A view from the Bridge - August 2023
Approaching the summit?
The Bank of England raised base rates by 25bp to 5.25% last Thursday, in line with a recently revised consensus, which had been broadly split between 25bp or 50bp, prior to the softer inflation and growth data over the past couple of weeks. The Monetary Policy Committee was split 6-2-1 in its decision, with two members (Mann & Haskel) voting for 50bp and one member (Dhingra) voting for unchanged rates. Megan Greene voted for a 25bp increase at her first policy meeting, Ms Greene replacing Silvana Tenreyro who had previously voted to keep rates on hold. This was the first three-way split in the policy vote since last year and is indicative of the MPC getting close to an inflexion point after fourteen consecutive hikes (1x 15bp, 7 x25bp, 5x50bp and 1x75bp) and 5.15% of cumulative tightening since December 2021. Following last month’s better than expected inflation data it is concern over wage growth that is now the primary driver. However, although wage formation has been surprising to the upside against bank forecasts, there are clear signs that some labour market slack is emerging with job vacancies declining relative to the unemployment rate, which has ticked up.
The financial media have naturally followed today’s hike and subsequent press conference with commentary suggesting that Governor Bailey and the MPC remain highly vigilant against inflation and may continue to hike further. However, buried within the detailed text of the committee’s deliberations there are clear signs that even the most hawkish members of the committee felt that a 50bp increase to 5.5% could have prevented the need for much further tightening in monetary policy. Therefore, we have more confidence now that base rates peak at or below 5.75% with a pause at 5.5% becoming the most plausible scenario if the wage data plateaus and inflation data continues to moderate over the next couple of months. After today’s announcement we saw 3mth SONIA futures imply a base rate peak of 5.75% around February next year, down from 6.5%-6.75% in early July.
It won’t be lost on seasoned market participants that 5.75% was the peak in base rates under BOE Governor King in July 2007 (they hit 6% under (the late) Sir Eddie George in February 2000), so there is an eery coincidence to the market implied summit during this cycle.
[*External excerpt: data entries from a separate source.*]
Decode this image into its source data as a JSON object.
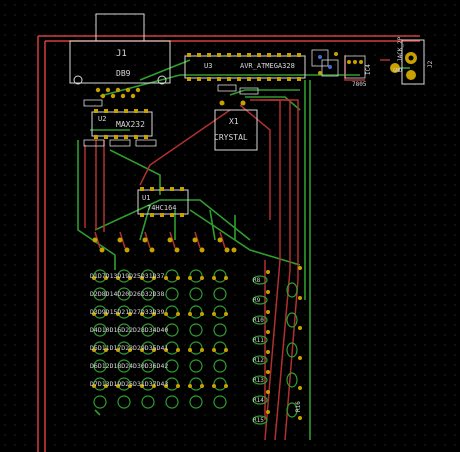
{
  "board": {
    "components": {
      "j1": "J1",
      "j1_value": "DB9",
      "u3": "U3",
      "u3_value": "AVR_ATMEGA328",
      "u2": "U2",
      "u2_value": "MAX232",
      "x1": "X1",
      "x1_value": "CRYSTAL",
      "u1": "U1",
      "u1_value": "74HC164",
      "vreg": "7805",
      "jack_label": "JACK_2P",
      "jack_ref": "J2",
      "gnd": "GND",
      "ic4": "IC4"
    },
    "led_rows": [
      "D1D7D13D19D25D31D37",
      "D2D8D14D20D26D32D38",
      "D3D9D15D21D27D33D39",
      "D4D10D16D22D28D34D40",
      "D5D11D17D23D29D35D41",
      "D6D12D18D24D30D36D42",
      "D7D13D19D25D31D37D43"
    ],
    "resistors": [
      "R8",
      "R9",
      "R10",
      "R11",
      "R12",
      "R13",
      "R14",
      "R15",
      "R16"
    ],
    "colors": {
      "background": "#000000",
      "grid": "#3a3a3a",
      "copper_top": "#b03030",
      "copper_bottom": "#2e9e2e",
      "silkscreen": "#d8d8d8",
      "pad": "#c8a000",
      "edge": "#d04040"
    }
  }
}
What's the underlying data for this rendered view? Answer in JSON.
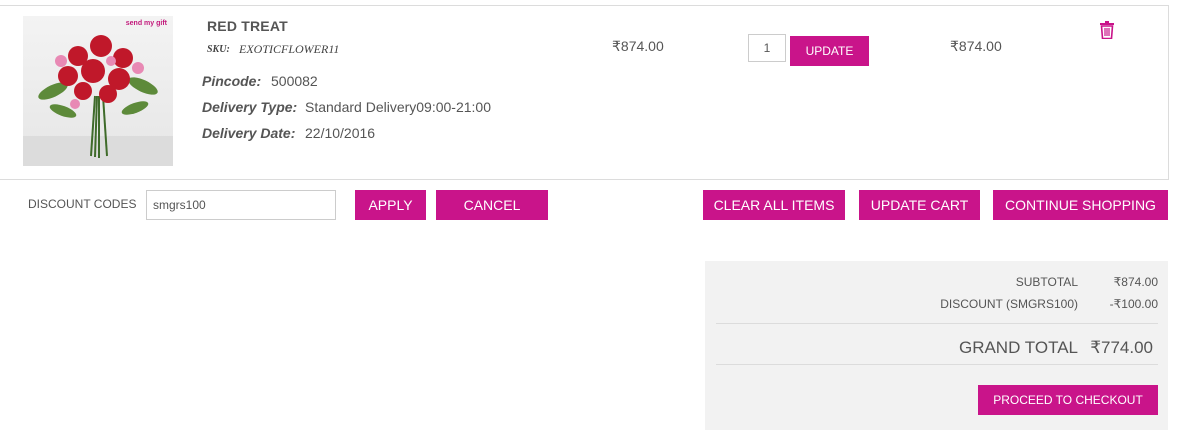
{
  "item": {
    "name": "RED TREAT",
    "sku_label": "SKU:",
    "sku": "EXOTICFLOWER11",
    "brand_logo": "send my gift",
    "pincode_label": "Pincode:",
    "pincode": "500082",
    "delivery_type_label": "Delivery Type:",
    "delivery_type": "Standard Delivery09:00-21:00",
    "delivery_date_label": "Delivery Date:",
    "delivery_date": "22/10/2016",
    "price": "₹874.00",
    "qty": "1",
    "update_label": "UPDATE",
    "total": "₹874.00",
    "delete_icon": "trash-icon"
  },
  "discount": {
    "label": "DISCOUNT CODES",
    "code": "smgrs100",
    "apply_label": "APPLY",
    "cancel_label": "CANCEL"
  },
  "actions": {
    "clear_label": "CLEAR ALL ITEMS",
    "update_cart_label": "UPDATE CART",
    "continue_label": "CONTINUE SHOPPING"
  },
  "summary": {
    "subtotal_label": "SUBTOTAL",
    "subtotal": "₹874.00",
    "discount_label": "DISCOUNT (SMGRS100)",
    "discount": "-₹100.00",
    "grand_total_label": "GRAND TOTAL",
    "grand_total": "₹774.00",
    "checkout_label": "PROCEED TO CHECKOUT"
  },
  "colors": {
    "accent": "#c9148a",
    "summary_bg": "#f2f2f2"
  }
}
We would emphasise it is more coincidence than systematic given that economy’s equilibrium growth, inflation and employment metrics have changed considerably since 2007. Nonetheless, it shows the extent of tightening that has been implemented by the BOE to bring down the post pandemic spike in inflation given that economic growth indicators have remained quite moribund. Over the coming months we expect the conversation amongst market participants to shift back towards the duration of rates being held at their peak and/or when the first easing of policy could occur. It’s worth bearing in mind that of the 14 consecutive hikes, we have probably only experienced about 5-6 of them in terms of their lagged impact upon demand and supply in the economy, the last 8-9 hikes have added 3.75%-4% to floating rate borrowing costs, so it’s worth considering this is yet to fully impact the economy via fixed rate mortgage and commercial debt refinancing. It is this delayed tightening effect that can still cause the BOE to pivot towards easier policy quite quickly if the wage and inflation data were to soften more rapidly into early 2024.